Up came Navarro, with Estrada still on the mound with a pitch count of 115. Gibbons tried to get one more out on him, and he came up one strike short. On an 0-2 count, Estrada went to the changeup that worked well for him all night. But it had the center of the plate, and while it was low, Navarro got down and golfed it to the right-center gap, where it bounced off the very top of the wall to stay in play.

That bounce was fortuitous. Had it been a ground-rule double, only one run would've scored. Instead, it caromed back into play and over the head of the outfielders on the rebound, allowing Navarro to reach third for a stand-up, two-run triple. Finally, Gibbons pulled Estrada.

Then again, maybe none of the breaks the Sox received would've mattered, as Austin Jackson welcomed Jesse Chavez with an RBI triple to right center to make it a 3-0 game. (The consecutive triples were a first for the White Sox since ... last July. But they hadn't done it since 1954 before that.)
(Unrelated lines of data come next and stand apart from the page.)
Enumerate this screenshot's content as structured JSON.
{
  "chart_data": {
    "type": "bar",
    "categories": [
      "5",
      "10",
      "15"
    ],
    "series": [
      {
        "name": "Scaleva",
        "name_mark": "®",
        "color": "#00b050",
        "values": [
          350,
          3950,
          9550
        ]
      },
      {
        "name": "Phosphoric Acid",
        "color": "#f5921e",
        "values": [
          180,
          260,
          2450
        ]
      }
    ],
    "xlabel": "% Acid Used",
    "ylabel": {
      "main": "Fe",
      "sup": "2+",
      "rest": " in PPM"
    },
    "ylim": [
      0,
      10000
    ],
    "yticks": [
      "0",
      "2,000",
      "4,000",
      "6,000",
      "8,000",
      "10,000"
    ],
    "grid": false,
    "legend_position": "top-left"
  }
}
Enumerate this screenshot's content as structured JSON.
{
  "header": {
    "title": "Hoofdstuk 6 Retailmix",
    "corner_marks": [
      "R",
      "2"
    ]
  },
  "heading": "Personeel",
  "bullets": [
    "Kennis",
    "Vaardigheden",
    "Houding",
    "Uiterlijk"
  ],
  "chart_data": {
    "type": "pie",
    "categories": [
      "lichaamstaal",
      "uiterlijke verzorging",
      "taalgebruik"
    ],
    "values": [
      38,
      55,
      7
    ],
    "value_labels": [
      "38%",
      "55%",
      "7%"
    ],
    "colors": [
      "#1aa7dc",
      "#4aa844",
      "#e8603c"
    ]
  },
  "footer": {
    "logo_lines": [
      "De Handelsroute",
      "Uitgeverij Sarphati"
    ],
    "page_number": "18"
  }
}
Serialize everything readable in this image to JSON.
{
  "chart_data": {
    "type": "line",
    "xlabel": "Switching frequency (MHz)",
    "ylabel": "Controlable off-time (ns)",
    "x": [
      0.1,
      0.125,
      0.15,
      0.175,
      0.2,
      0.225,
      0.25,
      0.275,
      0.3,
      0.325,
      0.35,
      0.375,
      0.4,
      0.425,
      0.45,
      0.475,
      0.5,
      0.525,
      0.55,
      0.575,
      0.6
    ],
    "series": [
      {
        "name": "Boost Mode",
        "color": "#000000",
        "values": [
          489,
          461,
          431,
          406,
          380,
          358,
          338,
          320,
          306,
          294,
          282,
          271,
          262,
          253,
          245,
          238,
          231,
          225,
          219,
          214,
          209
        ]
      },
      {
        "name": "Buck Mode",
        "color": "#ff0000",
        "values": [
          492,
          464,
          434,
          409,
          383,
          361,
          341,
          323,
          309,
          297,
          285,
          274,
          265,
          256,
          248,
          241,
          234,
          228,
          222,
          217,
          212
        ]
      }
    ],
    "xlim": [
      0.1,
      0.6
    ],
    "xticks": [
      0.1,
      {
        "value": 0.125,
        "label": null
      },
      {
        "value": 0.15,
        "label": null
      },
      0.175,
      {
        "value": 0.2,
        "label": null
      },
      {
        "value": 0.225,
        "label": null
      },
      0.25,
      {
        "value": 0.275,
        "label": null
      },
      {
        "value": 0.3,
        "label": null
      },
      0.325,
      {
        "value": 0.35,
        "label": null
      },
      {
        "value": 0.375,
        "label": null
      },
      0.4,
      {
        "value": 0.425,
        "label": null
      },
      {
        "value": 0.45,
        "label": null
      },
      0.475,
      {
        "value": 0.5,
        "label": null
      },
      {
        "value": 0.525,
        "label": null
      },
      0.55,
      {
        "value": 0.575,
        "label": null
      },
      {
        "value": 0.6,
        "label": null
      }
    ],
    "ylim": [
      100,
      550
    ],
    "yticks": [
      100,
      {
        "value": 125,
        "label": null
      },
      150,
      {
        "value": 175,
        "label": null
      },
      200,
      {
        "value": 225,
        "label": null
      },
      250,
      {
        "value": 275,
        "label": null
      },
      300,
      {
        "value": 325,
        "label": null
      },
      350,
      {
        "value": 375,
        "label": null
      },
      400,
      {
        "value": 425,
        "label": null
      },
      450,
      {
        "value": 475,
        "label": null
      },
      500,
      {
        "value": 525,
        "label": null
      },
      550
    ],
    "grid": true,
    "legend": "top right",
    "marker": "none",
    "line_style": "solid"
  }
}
Quintana, whose pitch count was 104 through six innings, didn't have to come out for a seventh to get a decision. Instead, he let the bullpen carry him across the finish line. A Garcia RBI single in the eighth tacked on a run for good measure.

Through six innings, it was a tense pitchers' duel, although one aided by a generous strike zone by home plate umpire John Tumpane.

Quintana only pitched one clean inning out of his six, and stranded a runner in scoring position in four of those innings. He needed his fastball to power his way out of it:

  • Second inning: Struck out Russell Martin and Kevin Pillar with a runner on second.
  • Third inning: Struck out Jose Bautista and Edwin Encarnacion with runners on first and second.
  • Fifth inning: Struck out Bautista with runners on first and second.

And just when it looked like he might have some gas left to start the seventh, he walked Matt Dominguez after getting ahead 0-2, then got locked into another full count with Martin. This time, Quintana blew a 91-mph fastball by him for his 10th and final strikeout.

On Toronto's side, Estrada matched Quintana through six innings, albeit with less dynamite. The Sox didn't have a great opportunity until the sixth, when Estrada foreshadowed his decreasing effectiveness by issuing back-to-back walks with one out. Jimmy Rollins struck out, though, and Jose Abreu flied out to end the threat. But Estrada gave the Sox another opportunity in the seventh, and they didn't let a second one pass them by.

Bullet points:

*The Sox have now outscored opponents 23-4 in the seventh inning.

*Adam Eaton made a nice leaping catch on the warning track to boost those league-leading defensive metrics.

*Gibbons was ejected by Tumpane after Estrada's fateful pitch, although it was the culmination of a game's worth of jawing from both dugouts.

*Zach Duke, Nate Jones and David Robertson each pitched a scoreless inning for the team's fifth shutout of the season.